The meta attribute is set to the fetch request and depending on its value, the iterator will send the shuffle data request (meta is false) or the shuffle meta file request:

    def send(remoteAddress: BlockManagerId, request: FetchRequest): Unit = {
      if (request.forMergedMetas) {
        pushBasedFetchHelper.sendFetchMergedStatusRequest(request)
      } else {
        sendRequest(request)
      }
      numBlocksInFlightPerAddress(remoteAddress) =
        numBlocksInFlightPerAddress.getOrElse(remoteAddress, 0) + request.blocks.size
    }

The meta fetch request returns the following object:

case class PushMergedRemoteMetaFetchResult(
  shuffleId: Int, shuffleMergeId: Int, reduceId: Int,
  blockSize: Long, bitmaps: Array[RoaringBitmap],
  address: BlockManagerId)

As you can notice, the data is not there because it's only the metadata information.
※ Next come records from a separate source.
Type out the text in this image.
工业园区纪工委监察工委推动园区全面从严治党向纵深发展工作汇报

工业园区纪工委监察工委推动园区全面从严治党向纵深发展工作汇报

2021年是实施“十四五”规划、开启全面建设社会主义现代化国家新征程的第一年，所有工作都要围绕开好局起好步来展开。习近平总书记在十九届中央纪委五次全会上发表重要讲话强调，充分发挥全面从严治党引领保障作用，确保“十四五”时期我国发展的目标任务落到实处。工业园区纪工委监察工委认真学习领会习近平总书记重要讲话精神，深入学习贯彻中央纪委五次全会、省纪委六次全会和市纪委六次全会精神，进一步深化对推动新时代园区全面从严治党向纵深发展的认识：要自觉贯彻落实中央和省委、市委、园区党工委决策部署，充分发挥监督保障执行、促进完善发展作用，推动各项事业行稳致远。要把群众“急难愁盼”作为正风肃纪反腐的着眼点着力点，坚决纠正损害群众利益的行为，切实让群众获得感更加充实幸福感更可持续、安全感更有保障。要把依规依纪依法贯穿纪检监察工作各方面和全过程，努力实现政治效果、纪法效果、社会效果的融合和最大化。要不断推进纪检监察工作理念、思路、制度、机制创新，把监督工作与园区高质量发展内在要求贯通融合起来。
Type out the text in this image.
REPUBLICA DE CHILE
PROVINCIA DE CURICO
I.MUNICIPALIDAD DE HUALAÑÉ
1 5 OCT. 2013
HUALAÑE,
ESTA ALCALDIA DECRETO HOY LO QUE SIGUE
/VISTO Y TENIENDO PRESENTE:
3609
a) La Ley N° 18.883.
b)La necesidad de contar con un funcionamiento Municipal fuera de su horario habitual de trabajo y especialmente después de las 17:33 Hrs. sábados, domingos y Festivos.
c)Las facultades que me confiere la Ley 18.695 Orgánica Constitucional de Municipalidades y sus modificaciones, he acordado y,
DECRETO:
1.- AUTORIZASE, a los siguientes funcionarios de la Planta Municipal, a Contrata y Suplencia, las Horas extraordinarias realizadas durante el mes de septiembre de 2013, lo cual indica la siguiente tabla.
When the ShuffleBlockFetcherIterator meets the responses of that type, it uses it to create yet another request, this time to fetch the shuffle data blocks:

        case PushMergedRemoteMetaFetchResult(
          shuffleId, shuffleMergeId, reduceId, blockSize, bitmaps, address) =>
// ...
          val blocksToFetch = pushBasedFetchHelper.createChunkBlockInfosFromMetaResponse(
            shuffleId, shuffleMergeId, reduceId, blockSize, bitmaps)
          val additionalRemoteReqs = new ArrayBuffer[FetchRequest]
          collectFetchRequests(address, blocksToFetch.toSeq, additionalRemoteReqs)
          fetchRequests ++= additionalRemoteReqs
          // Set result to null to force another iteration.
          result = null

This time, the block id is of ShuffleBlockChunkId type meaning that the request type will not have the meta flag set to true. Put another way, this time it will download the shuffle data from the shuffle service:

      blockId match {
        case ShuffleBlockChunkId(_, _, _, _) =>
          if (curRequestSize >= targetRemoteRequestSize ||
            curBlocks.size >= maxBlocksInFlightPerAddress) {
            curBlocks = createFetchRequests(curBlocks.toSeq, address, isLast = false,
              collectedRemoteRequests, enableBatchFetch = false)
            curRequestSize = curBlocks.map(_.size).sum
          }

The aforementioned logic concerns the remote shuffle fetch. For the locally merged shuffles the logic is easier. The local data has the same properties as remote but it's represented by a different class (PushMergedLocalMetaFetchResult). Instead of sending a request, it simply uses the merge metadata to load shuffle blocks from the local disk:

          case PushMergedLocalMetaFetchResult(
            shuffleId, shuffleMergeId, reduceId, bitmaps, localDirs) =>
            // Fetch push-merged-local shuffle block data as multiple shuffle chunks
            val shuffleBlockId = ShuffleMergedBlockId(shuffleId, shuffleMergeId, reduceId)
            try {
              val bufs: Seq[ManagedBuffer] = blockManager.getLocalMergedBlockData(shuffleBlockId,
                localDirs)

Sure, push-based shuffle was designed with the goal to optimize huge shuffle exchanges. It's only supported by YARN resource manager but despite that, it's an interesting addition to the continuously evolving shuffle component.